- anisha naina

- Mar 14, 2010
- 2 min read
3 large eggs
3/4 teaspoon Diamond Crystal kosher salt, plus more to taste; for table salt, use half as much by
1/4 teaspoon cayenne pepper
2 tablespoons (30 ml) neutral oil such as canola or vegetable oil
1/2 small red onion (2.5 ounces; 70 g), cut into 1/4-inch dice
1 plum or Roma tomato (3.5 ounces; 100 g), cut into 1/4-inch dice
1/2 small green bell pepper (2 ounces; 56 g), stemmed, seeded, and cut into 1/4-inch dice
1 Persian or mini cucumber (2.5 ounces; 70 g), peeled or unpeeled, cut into 1/4-inch dice
Fresh Thai basil leaves for garnish, optional
Directions
In a medium bowl, beat eggs vigorously with the salt and cayenne pepper until well mixed and frothy.

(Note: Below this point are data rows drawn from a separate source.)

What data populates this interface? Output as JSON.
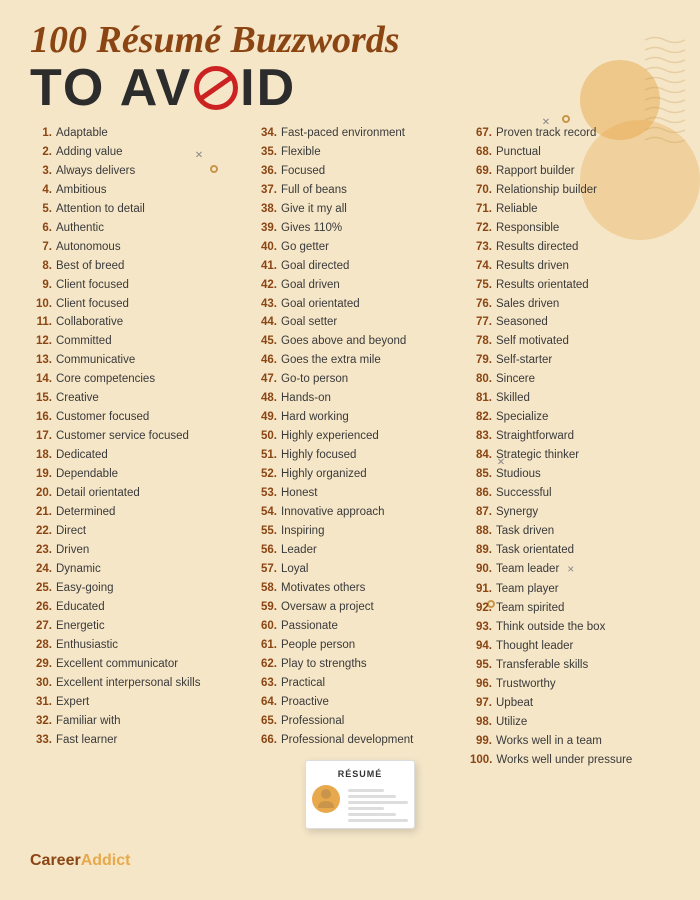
{
  "header": {
    "title_line1": "100 Résumé Buzzwords",
    "title_line2_pre": "TO AV",
    "title_line2_post": "ID",
    "avoid_label": "TO AVOID"
  },
  "columns": {
    "left": [
      {
        "num": "1.",
        "text": "Adaptable"
      },
      {
        "num": "2.",
        "text": "Adding value"
      },
      {
        "num": "3.",
        "text": "Always delivers"
      },
      {
        "num": "4.",
        "text": "Ambitious"
      },
      {
        "num": "5.",
        "text": "Attention to detail"
      },
      {
        "num": "6.",
        "text": "Authentic"
      },
      {
        "num": "7.",
        "text": "Autonomous"
      },
      {
        "num": "8.",
        "text": "Best of breed"
      },
      {
        "num": "9.",
        "text": "Client focused"
      },
      {
        "num": "10.",
        "text": "Client focused"
      },
      {
        "num": "11.",
        "text": "Collaborative"
      },
      {
        "num": "12.",
        "text": "Committed"
      },
      {
        "num": "13.",
        "text": "Communicative"
      },
      {
        "num": "14.",
        "text": "Core competencies"
      },
      {
        "num": "15.",
        "text": "Creative"
      },
      {
        "num": "16.",
        "text": "Customer focused"
      },
      {
        "num": "17.",
        "text": "Customer service focused"
      },
      {
        "num": "18.",
        "text": "Dedicated"
      },
      {
        "num": "19.",
        "text": "Dependable"
      },
      {
        "num": "20.",
        "text": "Detail orientated"
      },
      {
        "num": "21.",
        "text": "Determined"
      },
      {
        "num": "22.",
        "text": "Direct"
      },
      {
        "num": "23.",
        "text": "Driven"
      },
      {
        "num": "24.",
        "text": "Dynamic"
      },
      {
        "num": "25.",
        "text": "Easy-going"
      },
      {
        "num": "26.",
        "text": "Educated"
      },
      {
        "num": "27.",
        "text": "Energetic"
      },
      {
        "num": "28.",
        "text": "Enthusiastic"
      },
      {
        "num": "29.",
        "text": "Excellent communicator"
      },
      {
        "num": "30.",
        "text": "Excellent interpersonal skills"
      },
      {
        "num": "31.",
        "text": "Expert"
      },
      {
        "num": "32.",
        "text": "Familiar with"
      },
      {
        "num": "33.",
        "text": "Fast learner"
      }
    ],
    "middle": [
      {
        "num": "34.",
        "text": "Fast-paced environment"
      },
      {
        "num": "35.",
        "text": "Flexible"
      },
      {
        "num": "36.",
        "text": "Focused"
      },
      {
        "num": "37.",
        "text": "Full of beans"
      },
      {
        "num": "38.",
        "text": "Give it my all"
      },
      {
        "num": "39.",
        "text": "Gives 110%"
      },
      {
        "num": "40.",
        "text": "Go getter"
      },
      {
        "num": "41.",
        "text": "Goal directed"
      },
      {
        "num": "42.",
        "text": "Goal driven"
      },
      {
        "num": "43.",
        "text": "Goal orientated"
      },
      {
        "num": "44.",
        "text": "Goal setter"
      },
      {
        "num": "45.",
        "text": "Goes above and beyond"
      },
      {
        "num": "46.",
        "text": "Goes the extra mile"
      },
      {
        "num": "47.",
        "text": "Go-to person"
      },
      {
        "num": "48.",
        "text": "Hands-on"
      },
      {
        "num": "49.",
        "text": "Hard working"
      },
      {
        "num": "50.",
        "text": "Highly experienced"
      },
      {
        "num": "51.",
        "text": "Highly focused"
      },
      {
        "num": "52.",
        "text": "Highly organized"
      },
      {
        "num": "53.",
        "text": "Honest"
      },
      {
        "num": "54.",
        "text": "Innovative approach"
      },
      {
        "num": "55.",
        "text": "Inspiring"
      },
      {
        "num": "56.",
        "text": "Leader"
      },
      {
        "num": "57.",
        "text": "Loyal"
      },
      {
        "num": "58.",
        "text": "Motivates others"
      },
      {
        "num": "59.",
        "text": "Oversaw a project"
      },
      {
        "num": "60.",
        "text": "Passionate"
      },
      {
        "num": "61.",
        "text": "People person"
      },
      {
        "num": "62.",
        "text": "Play to strengths"
      },
      {
        "num": "63.",
        "text": "Practical"
      },
      {
        "num": "64.",
        "text": "Proactive"
      },
      {
        "num": "65.",
        "text": "Professional"
      },
      {
        "num": "66.",
        "text": "Professional development"
      }
    ],
    "right": [
      {
        "num": "67.",
        "text": "Proven track record"
      },
      {
        "num": "68.",
        "text": "Punctual"
      },
      {
        "num": "69.",
        "text": "Rapport builder"
      },
      {
        "num": "70.",
        "text": "Relationship builder"
      },
      {
        "num": "71.",
        "text": "Reliable"
      },
      {
        "num": "72.",
        "text": "Responsible"
      },
      {
        "num": "73.",
        "text": "Results directed"
      },
      {
        "num": "74.",
        "text": "Results driven"
      },
      {
        "num": "75.",
        "text": "Results orientated"
      },
      {
        "num": "76.",
        "text": "Sales driven"
      },
      {
        "num": "77.",
        "text": "Seasoned"
      },
      {
        "num": "78.",
        "text": "Self motivated"
      },
      {
        "num": "79.",
        "text": "Self-starter"
      },
      {
        "num": "80.",
        "text": "Sincere"
      },
      {
        "num": "81.",
        "text": "Skilled"
      },
      {
        "num": "82.",
        "text": "Specialize"
      },
      {
        "num": "83.",
        "text": "Straightforward"
      },
      {
        "num": "84.",
        "text": "Strategic thinker"
      },
      {
        "num": "85.",
        "text": "Studious"
      },
      {
        "num": "86.",
        "text": "Successful"
      },
      {
        "num": "87.",
        "text": "Synergy"
      },
      {
        "num": "88.",
        "text": "Task driven"
      },
      {
        "num": "89.",
        "text": "Task orientated"
      },
      {
        "num": "90.",
        "text": "Team leader"
      },
      {
        "num": "91.",
        "text": "Team player"
      },
      {
        "num": "92.",
        "text": "Team spirited"
      },
      {
        "num": "93.",
        "text": "Think outside the box"
      },
      {
        "num": "94.",
        "text": "Thought leader"
      },
      {
        "num": "95.",
        "text": "Transferable skills"
      },
      {
        "num": "96.",
        "text": "Trustworthy"
      },
      {
        "num": "97.",
        "text": "Upbeat"
      },
      {
        "num": "98.",
        "text": "Utilize"
      },
      {
        "num": "99.",
        "text": "Works well in a team"
      },
      {
        "num": "100.",
        "text": "Works well under pressure"
      }
    ]
  },
  "resume_card": {
    "label": "RÉSUMÉ"
  },
  "brand": {
    "name": "CareerAddict",
    "dot_color": "#e8a84c"
  },
  "decorations": {
    "x_symbol": "×",
    "circle_symbol": "○"
  }
}
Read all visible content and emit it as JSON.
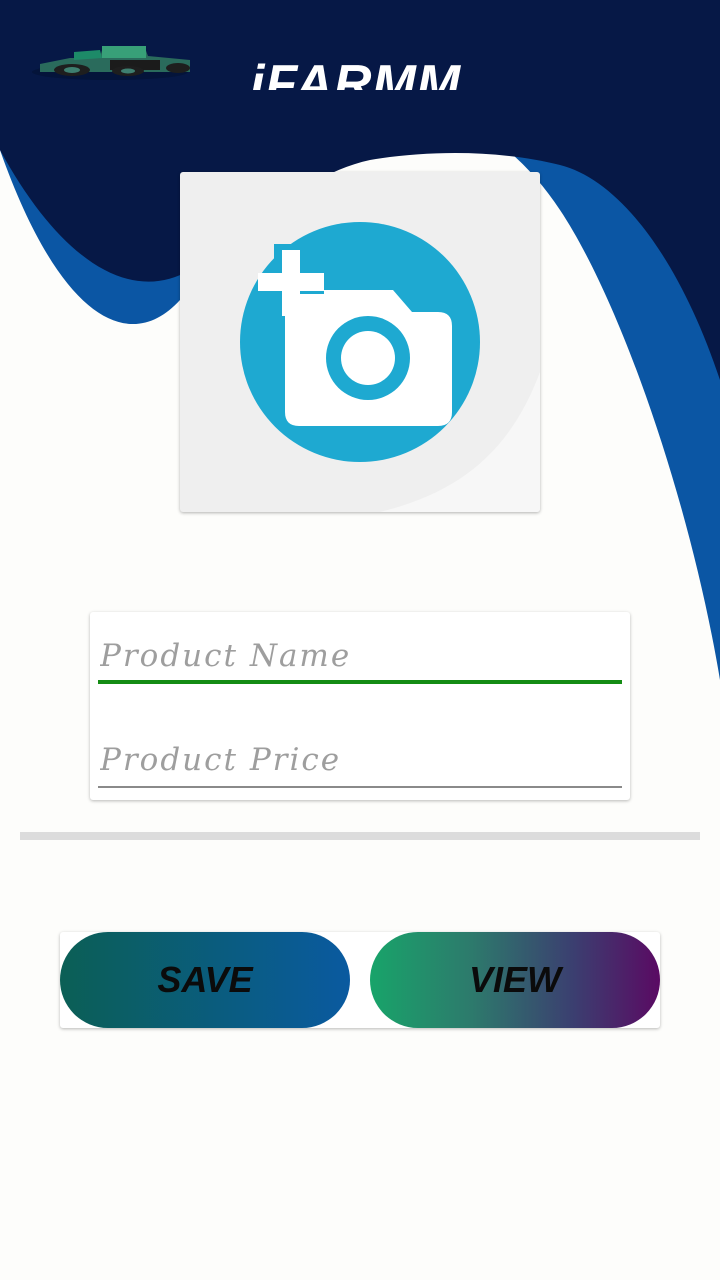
{
  "header": {
    "app_title": "iFARMM",
    "logo_icon": "tractor-icon"
  },
  "photo_picker": {
    "icon": "add-photo-camera-icon",
    "icon_color": "#1ea9d1"
  },
  "form": {
    "product_name": {
      "value": "",
      "placeholder": "Product Name"
    },
    "product_price": {
      "value": "",
      "placeholder": "Product Price"
    }
  },
  "buttons": {
    "save_label": "SAVE",
    "view_label": "VIEW"
  },
  "colors": {
    "header_navy": "#061846",
    "wave_blue": "#0b56a4",
    "active_field_underline": "#148c14",
    "accent_camera": "#1ea9d1"
  }
}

Set aside for up to 15 minutes.
In a 10-inch nonstick or well-seasoned cast iron skillet, heat oil over medium heat until shimmering. Add onion and cook until softened, 4 to 5 minutes. Add tomatoes, bell pepper, and cucumber, and continue to cook, stirring often, until beginning to soften, 2 to 3 minutes.
Spread vegetables over base of pan in a single even layer.
Gently pour whisked eggs evenly over vegetables. Reduce heat to low and cook until eggs have set on the bottom, 2 to 3 minutes.
Use a thin, flexible spatula to lift up cooked eggs, and tilt pan so the runny, uncooked eggs on top flow to the bottom of pan. Cook until set, about 1 minute.
Use a spatula to gently flip set egg mixture. If it breaks when flipping, don't worry. Cook until second side is fully set, 1 to 2 minutes.
Slide omelet onto a plate. Top with the Thai basil and serve.